Submitted to: GigaByte
Publication Type: Peer Reviewed Journal
Publication Acceptance Date: 2/14/2022
Publication Date: 2/18/2022
Citation: Bickhart, D.M., Koch, L.M., Smith, T.P., Riday, H., Sullivan, M.L. 2022. Chromosome-scale assembly of the highly heterozygous genome of red clover (Trifolium pratense L.), an allogamous forage crop species. GigaByte. 42:1-13. https://doi.org/10.1101/2022.01.06.475143.

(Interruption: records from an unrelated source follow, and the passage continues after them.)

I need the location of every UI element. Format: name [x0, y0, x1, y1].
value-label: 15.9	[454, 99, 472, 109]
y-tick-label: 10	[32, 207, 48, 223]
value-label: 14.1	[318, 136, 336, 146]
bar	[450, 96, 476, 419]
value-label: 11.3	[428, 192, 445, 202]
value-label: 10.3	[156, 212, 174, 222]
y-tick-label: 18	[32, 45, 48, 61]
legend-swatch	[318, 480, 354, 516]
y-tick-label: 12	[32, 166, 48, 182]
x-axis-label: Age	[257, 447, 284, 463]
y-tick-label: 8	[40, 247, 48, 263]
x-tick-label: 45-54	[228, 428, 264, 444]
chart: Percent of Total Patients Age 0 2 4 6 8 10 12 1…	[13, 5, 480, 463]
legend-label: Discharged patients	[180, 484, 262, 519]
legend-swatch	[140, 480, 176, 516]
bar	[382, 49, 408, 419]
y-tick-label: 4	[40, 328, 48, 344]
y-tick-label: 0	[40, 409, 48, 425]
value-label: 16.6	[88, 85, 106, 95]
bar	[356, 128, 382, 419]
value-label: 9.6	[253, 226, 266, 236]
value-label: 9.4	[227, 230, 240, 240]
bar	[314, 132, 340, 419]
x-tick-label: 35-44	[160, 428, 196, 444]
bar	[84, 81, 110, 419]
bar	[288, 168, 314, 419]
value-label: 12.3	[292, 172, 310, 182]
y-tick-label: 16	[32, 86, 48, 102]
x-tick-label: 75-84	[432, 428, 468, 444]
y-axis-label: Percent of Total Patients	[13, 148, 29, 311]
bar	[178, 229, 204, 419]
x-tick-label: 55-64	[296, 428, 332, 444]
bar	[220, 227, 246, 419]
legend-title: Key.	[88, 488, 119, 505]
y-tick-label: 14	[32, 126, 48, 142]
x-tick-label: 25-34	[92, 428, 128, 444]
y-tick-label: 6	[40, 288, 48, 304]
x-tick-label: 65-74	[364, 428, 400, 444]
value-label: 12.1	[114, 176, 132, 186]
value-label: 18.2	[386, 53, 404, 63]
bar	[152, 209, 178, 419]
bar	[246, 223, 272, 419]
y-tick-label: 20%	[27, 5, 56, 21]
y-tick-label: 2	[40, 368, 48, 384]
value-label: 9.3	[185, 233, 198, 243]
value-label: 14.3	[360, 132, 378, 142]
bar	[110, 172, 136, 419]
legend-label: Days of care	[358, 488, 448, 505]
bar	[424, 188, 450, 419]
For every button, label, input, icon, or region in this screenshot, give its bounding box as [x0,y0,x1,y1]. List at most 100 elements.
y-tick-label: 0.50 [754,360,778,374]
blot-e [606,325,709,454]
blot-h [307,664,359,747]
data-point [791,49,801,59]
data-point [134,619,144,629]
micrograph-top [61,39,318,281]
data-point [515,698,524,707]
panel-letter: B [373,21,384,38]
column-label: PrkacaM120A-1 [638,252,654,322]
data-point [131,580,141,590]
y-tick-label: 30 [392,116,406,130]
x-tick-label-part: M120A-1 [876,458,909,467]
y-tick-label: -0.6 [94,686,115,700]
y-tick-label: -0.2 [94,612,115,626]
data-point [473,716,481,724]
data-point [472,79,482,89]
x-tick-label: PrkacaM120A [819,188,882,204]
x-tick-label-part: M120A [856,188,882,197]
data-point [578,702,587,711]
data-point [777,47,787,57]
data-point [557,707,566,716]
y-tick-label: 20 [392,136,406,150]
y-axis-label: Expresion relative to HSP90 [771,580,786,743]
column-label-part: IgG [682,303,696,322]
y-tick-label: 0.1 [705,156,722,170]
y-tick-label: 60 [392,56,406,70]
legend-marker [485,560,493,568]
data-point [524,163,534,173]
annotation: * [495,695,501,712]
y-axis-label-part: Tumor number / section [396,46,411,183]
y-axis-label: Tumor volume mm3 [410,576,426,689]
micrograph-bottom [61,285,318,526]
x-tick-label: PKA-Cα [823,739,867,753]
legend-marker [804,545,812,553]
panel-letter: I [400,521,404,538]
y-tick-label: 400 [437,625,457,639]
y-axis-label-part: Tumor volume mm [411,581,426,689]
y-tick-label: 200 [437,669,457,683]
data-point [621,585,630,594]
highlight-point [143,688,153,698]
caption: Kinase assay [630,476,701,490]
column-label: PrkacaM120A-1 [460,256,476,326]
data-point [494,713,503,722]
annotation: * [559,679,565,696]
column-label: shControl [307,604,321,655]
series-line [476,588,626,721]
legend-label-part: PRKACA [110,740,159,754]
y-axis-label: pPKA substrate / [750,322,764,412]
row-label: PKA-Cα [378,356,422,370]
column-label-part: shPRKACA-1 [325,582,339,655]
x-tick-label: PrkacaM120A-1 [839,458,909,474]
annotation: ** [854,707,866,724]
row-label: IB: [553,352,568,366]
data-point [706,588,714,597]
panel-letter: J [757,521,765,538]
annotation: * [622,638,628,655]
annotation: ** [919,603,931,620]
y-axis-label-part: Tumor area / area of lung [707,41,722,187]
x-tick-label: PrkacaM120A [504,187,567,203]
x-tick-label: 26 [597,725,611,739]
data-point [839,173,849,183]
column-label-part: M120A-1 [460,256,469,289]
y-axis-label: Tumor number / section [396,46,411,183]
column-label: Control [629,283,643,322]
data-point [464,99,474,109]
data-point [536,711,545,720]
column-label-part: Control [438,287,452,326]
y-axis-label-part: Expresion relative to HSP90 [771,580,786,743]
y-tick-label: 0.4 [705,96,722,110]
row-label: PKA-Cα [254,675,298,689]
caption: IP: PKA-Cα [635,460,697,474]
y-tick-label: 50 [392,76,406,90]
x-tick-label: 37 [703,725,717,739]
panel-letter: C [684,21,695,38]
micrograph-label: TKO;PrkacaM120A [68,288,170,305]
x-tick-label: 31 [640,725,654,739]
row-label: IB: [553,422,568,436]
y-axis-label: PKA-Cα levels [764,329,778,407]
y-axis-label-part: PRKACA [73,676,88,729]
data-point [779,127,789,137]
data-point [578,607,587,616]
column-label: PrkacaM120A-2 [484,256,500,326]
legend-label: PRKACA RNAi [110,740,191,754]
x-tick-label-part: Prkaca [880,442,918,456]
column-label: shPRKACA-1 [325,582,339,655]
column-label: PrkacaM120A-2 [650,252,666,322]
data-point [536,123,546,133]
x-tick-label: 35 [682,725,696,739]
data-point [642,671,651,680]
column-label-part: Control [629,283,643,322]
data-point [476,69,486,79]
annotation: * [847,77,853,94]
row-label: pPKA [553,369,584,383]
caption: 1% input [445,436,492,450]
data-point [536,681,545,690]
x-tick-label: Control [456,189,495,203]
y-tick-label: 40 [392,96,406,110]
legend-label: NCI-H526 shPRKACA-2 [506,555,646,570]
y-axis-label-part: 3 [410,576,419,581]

Interpretive Summary: Red clover is a widely grown forage legume harvested for hay, grown in pasture for grazing, and sown as a companion crop. Like for many crops, genomic resources for red clover have greatly improved over the last decade. Unfortunately, a high-quality genomic reference sequence needed for many types of bioinformatic analyses has been lacking. Here we present a new reference genome for red clover generated using the latest sequencing technologies. The new reference genome is a vast improvement over the currently available genome: it reduces the number of contiguous sequences on which the genome is contained from 40,000 to 150 and takes into account the heterozygous nature of red clover’s genome. The new reference genome is expected to greatly facilitate work in gene discovery, transcriptomics, marker assisted breeding, and genome structure in red clover.
Technical Abstract: Relative to other crops, red clover (Trifolium pratense L.) has various favorable traits making it an ideal forage crop. Conventional breeding has improved varieties, but modern genomic methods could accelerate progress and facilitate gene discovery. Existing short-read-based genome assemblies of the ~420 megabase pair (Mbp) genome are fragmented into >135,000 contigs, with numerous order and orientation errors within scaffolds, probably associated with the plant’s biology, which displays gametophytic self-incompatibility resulting in inherent high heterozygosity. Here, we present a high-quality long-read-based assembly of red clover with a more than 500-fold reduction in contigs, improved per-base quality, and increased contig N50 by three orders of magnitude. The 413.5 Mbp assembly is nearly 20% longer than the 350 Mbp short-read assembly, closer to the predicted genome size. We also present quality measures and full-length isoform RNA transcript sequences for assessing accuracy and future genome annotation. The assembly accurately represents the seven main linkage groups in an allogamous (outcrossing), highly heterozygous plant genome.